Segundo informações apuradas pela CNN Brasil, as prisões ocorreram após análise detalhada das imagens das câmeras corporais utilizadas pelos agentes no dia da operação. Essas imagens revelaram indícios de condutas irregulares, incluindo o furto de um fuzil que teria sido retirado de circulação para possível revenda, além do desmonte de peças de veículos apreendidos e subtração de materiais que faziam parte das provas recolhidas.
Além das prisões, a 1ª Delegacia de Polícia Judiciária Militar cumpriu dez mandados de busca e apreensão contra outros policiais ligados ao mesmo batalhão. A Corregedoria afirmou que o material apreendido deve ajudar a esclarecer a participação de cada agente envolvido nos desvios apontados.
A megaoperação em questão já era alvo de diversos pedidos de apuração por parte de entidades de direitos humanos, que questionam a proporcionalidade da ação e a preservação das provas.
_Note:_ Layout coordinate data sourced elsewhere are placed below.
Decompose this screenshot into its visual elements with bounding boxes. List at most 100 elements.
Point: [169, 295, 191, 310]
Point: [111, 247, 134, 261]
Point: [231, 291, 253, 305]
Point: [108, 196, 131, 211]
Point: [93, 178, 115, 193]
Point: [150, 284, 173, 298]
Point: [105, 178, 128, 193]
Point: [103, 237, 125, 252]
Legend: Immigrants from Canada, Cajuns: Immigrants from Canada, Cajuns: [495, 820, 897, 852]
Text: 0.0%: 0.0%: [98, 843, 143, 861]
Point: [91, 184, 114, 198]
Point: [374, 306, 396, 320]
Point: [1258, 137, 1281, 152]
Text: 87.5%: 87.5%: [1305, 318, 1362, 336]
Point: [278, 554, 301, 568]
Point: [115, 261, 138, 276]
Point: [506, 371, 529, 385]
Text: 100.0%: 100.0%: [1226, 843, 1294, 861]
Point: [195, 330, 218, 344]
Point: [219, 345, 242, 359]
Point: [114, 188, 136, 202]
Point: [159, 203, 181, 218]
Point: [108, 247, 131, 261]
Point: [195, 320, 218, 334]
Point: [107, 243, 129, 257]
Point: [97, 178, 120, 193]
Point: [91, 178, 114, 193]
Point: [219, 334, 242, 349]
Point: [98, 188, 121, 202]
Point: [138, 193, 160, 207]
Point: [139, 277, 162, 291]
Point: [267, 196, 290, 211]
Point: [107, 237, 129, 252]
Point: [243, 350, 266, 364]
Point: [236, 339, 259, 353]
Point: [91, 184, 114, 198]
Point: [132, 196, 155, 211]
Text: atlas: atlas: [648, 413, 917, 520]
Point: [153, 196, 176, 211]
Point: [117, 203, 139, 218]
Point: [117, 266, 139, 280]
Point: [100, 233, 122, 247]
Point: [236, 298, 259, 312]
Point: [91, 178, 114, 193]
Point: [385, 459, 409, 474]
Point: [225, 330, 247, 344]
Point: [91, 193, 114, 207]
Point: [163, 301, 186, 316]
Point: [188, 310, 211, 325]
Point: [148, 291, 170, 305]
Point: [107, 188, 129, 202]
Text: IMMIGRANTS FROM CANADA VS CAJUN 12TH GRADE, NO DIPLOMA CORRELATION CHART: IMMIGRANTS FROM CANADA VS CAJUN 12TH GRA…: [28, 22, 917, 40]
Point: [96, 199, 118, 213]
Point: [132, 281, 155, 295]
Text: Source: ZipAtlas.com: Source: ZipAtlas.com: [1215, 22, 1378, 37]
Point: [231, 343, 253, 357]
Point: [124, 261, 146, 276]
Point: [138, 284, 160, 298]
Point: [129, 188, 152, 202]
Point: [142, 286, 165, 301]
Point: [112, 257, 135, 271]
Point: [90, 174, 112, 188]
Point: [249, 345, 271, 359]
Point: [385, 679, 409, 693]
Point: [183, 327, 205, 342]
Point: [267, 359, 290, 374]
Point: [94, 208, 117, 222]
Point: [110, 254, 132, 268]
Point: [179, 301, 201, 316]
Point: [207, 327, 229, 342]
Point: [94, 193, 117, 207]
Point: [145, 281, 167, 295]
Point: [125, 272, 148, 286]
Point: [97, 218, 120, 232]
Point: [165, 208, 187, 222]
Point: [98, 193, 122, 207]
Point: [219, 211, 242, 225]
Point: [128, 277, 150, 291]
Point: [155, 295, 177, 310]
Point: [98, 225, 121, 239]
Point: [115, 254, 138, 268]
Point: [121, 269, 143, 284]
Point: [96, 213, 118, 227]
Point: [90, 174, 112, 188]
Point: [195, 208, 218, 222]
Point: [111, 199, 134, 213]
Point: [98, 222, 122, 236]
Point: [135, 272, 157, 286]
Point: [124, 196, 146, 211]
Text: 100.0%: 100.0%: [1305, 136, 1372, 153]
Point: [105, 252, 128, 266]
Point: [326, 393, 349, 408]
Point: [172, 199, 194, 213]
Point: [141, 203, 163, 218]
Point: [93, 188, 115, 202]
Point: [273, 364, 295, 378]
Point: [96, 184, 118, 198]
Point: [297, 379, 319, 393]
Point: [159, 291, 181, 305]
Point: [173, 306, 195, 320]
A Comissão de Direitos Humanos da Assembleia Legislativa do Rio acompanha o caso e solicitou transparência total nas investigações.
Em nota, a Polícia Militar informou que não tolera desvios de conduta e que os policiais responderão às acusações de acordo com a legislação. Caso os indícios sejam confirmados, a corporação afirmou que aplicará todas as sanções administrativas e criminais cabíveis.
As investigações continuam sob responsabilidade da 1ª DPJM, que segue analisando imagens, depoimentos e documentos apreendidos ao longo da operação.